Helena Vieira   – Eu olho para trás e vi que fui saltando de lugar em lugar. Mas não foi uma coisa racional, planejada. Eu simplesmente estava aberta a oportunidades que a vida colocou na minha frente. E sempre fui muito estudiosa, o que me permitiu ampliar meu leque profissional. Nunca pensei em ser jornalista de economia. Eu fiz um curso que se focava muito na economia política internacional e por isso todos os frilas de economia, que ninguém queria fazer porque era chato, acabavam vindo para mim. Eu, que precisava trabalhar, ficava agradecida. Foi uma oportunidade de crescer profissionalmente e trabalhar em grandes veículos brasileiros e americanos. E agora edito um blog da LSE, uma universidade onde aprendo muito. E nas horas vagas penso em escrever.

MaisPB  – Já lançou o livro em São Paulo e Salvador, participou da última edição da Festa Literária Internacional de Paraty, no Rio de Janeiro. Não seria interessante lançar esse livro no país inteiro?

Helena Vieira   – Sim, muito interessante! Meu sonho é viajar o Brasil lançando o livro e conversando com pessoas de todos os cantos. Agora em 4 de maio fui convidada pelo Festival Literário de Poços de Caldas a participar da mesa “Mulheres Negras e a Reparação da Escravidão” com a presença da filósofa e escritora Sueli Carneiro e das escritoras Adriana Santana e Maria José Tita. Adoraria ir à Paraíba em algum momento. O que você me recomenda?

MaisPB  – Na verdade, quem é Helena Vieira?

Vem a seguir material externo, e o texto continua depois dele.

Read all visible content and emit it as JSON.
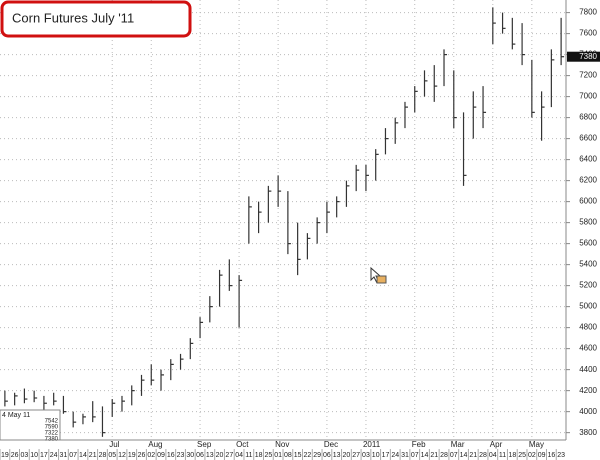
{
  "chart_data": {
    "type": "ohlc",
    "title": "Corn Futures July '11",
    "categories": [
      "19",
      "26",
      "03",
      "10",
      "17",
      "24",
      "31",
      "07",
      "14",
      "21",
      "28",
      "05",
      "12",
      "19",
      "26",
      "02",
      "09",
      "16",
      "23",
      "30",
      "06",
      "13",
      "20",
      "27",
      "04",
      "11",
      "18",
      "25",
      "01",
      "08",
      "15",
      "22",
      "29",
      "06",
      "13",
      "20",
      "27",
      "03",
      "10",
      "17",
      "24",
      "31",
      "07",
      "14",
      "21",
      "28",
      "07",
      "14",
      "21",
      "28",
      "04",
      "11",
      "18",
      "25",
      "02",
      "09",
      "16",
      "23"
    ],
    "month_labels": [
      null,
      null,
      null,
      null,
      null,
      null,
      null,
      null,
      null,
      null,
      null,
      "Jul",
      null,
      null,
      null,
      "Aug",
      null,
      null,
      null,
      null,
      "Sep",
      null,
      null,
      null,
      "Oct",
      null,
      null,
      null,
      "Nov",
      null,
      null,
      null,
      null,
      "Dec",
      null,
      null,
      null,
      "2011",
      null,
      null,
      null,
      null,
      "Feb",
      null,
      null,
      null,
      "Mar",
      null,
      null,
      null,
      "Apr",
      null,
      null,
      null,
      "May",
      null,
      null,
      null
    ],
    "high": [
      4200,
      4180,
      4220,
      4200,
      4150,
      4180,
      4150,
      4000,
      3980,
      4100,
      4050,
      4120,
      4150,
      4250,
      4350,
      4450,
      4400,
      4500,
      4550,
      4700,
      4900,
      5100,
      5350,
      5450,
      5300,
      6050,
      6000,
      6150,
      6250,
      6100,
      5800,
      5700,
      5850,
      6000,
      6050,
      6200,
      6350,
      6350,
      6500,
      6700,
      6800,
      6950,
      7100,
      7250,
      7300,
      7450,
      7250,
      6850,
      7050,
      7100,
      7850,
      7800,
      7750,
      7700,
      7350,
      7050,
      7450,
      7750
    ],
    "low": [
      4050,
      4060,
      4080,
      4090,
      4020,
      4060,
      3980,
      3850,
      3880,
      3900,
      3760,
      3950,
      4000,
      4060,
      4150,
      4250,
      4200,
      4300,
      4400,
      4500,
      4700,
      4850,
      5000,
      5150,
      4800,
      5600,
      5700,
      5800,
      5950,
      5500,
      5300,
      5450,
      5600,
      5700,
      5850,
      5950,
      6100,
      6100,
      6200,
      6450,
      6550,
      6700,
      6850,
      7000,
      6950,
      7100,
      6700,
      6150,
      6600,
      6700,
      7500,
      7600,
      7450,
      7300,
      6800,
      6580,
      6900,
      7300
    ],
    "close": [
      4100,
      4150,
      4120,
      4130,
      4080,
      4100,
      4000,
      3900,
      3950,
      3950,
      3800,
      4080,
      4100,
      4200,
      4300,
      4300,
      4350,
      4450,
      4500,
      4650,
      4850,
      5000,
      5300,
      5200,
      5250,
      5950,
      5900,
      6100,
      6100,
      5600,
      5450,
      5650,
      5800,
      5900,
      6000,
      6150,
      6300,
      6250,
      6450,
      6600,
      6750,
      6900,
      7050,
      7150,
      7100,
      7400,
      6800,
      6250,
      6900,
      6850,
      7700,
      7650,
      7500,
      7400,
      6850,
      6900,
      7350,
      7380
    ],
    "color": "#333333",
    "ylim": [
      3730,
      7920
    ],
    "yticks": [
      3800,
      4000,
      4200,
      4400,
      4600,
      4800,
      5000,
      5200,
      5400,
      5600,
      5800,
      6000,
      6200,
      6400,
      6600,
      6800,
      7000,
      7200,
      7400,
      7600,
      7800
    ],
    "grid": true,
    "last_price": 7380,
    "info_box": {
      "date": "4 May 11",
      "values": [
        7542,
        7590,
        7322,
        7380
      ]
    }
  }
}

Helena Vieira   – Ah! agora você me pegou… Faço psicanálise há vários anos e não cheguei a nenhuma conclusão. Mas muitos aspectos de mim fazem parte do que conversamos nesta entrevista. Já dá para ter uma ideia de “como” eu sou. Mas “quem” é bem mais difícil. Acho que dificilmente uma pessoa consegue se definir por uma essência, porque isso é uma coisa que muda ao longo da vida, você não acha?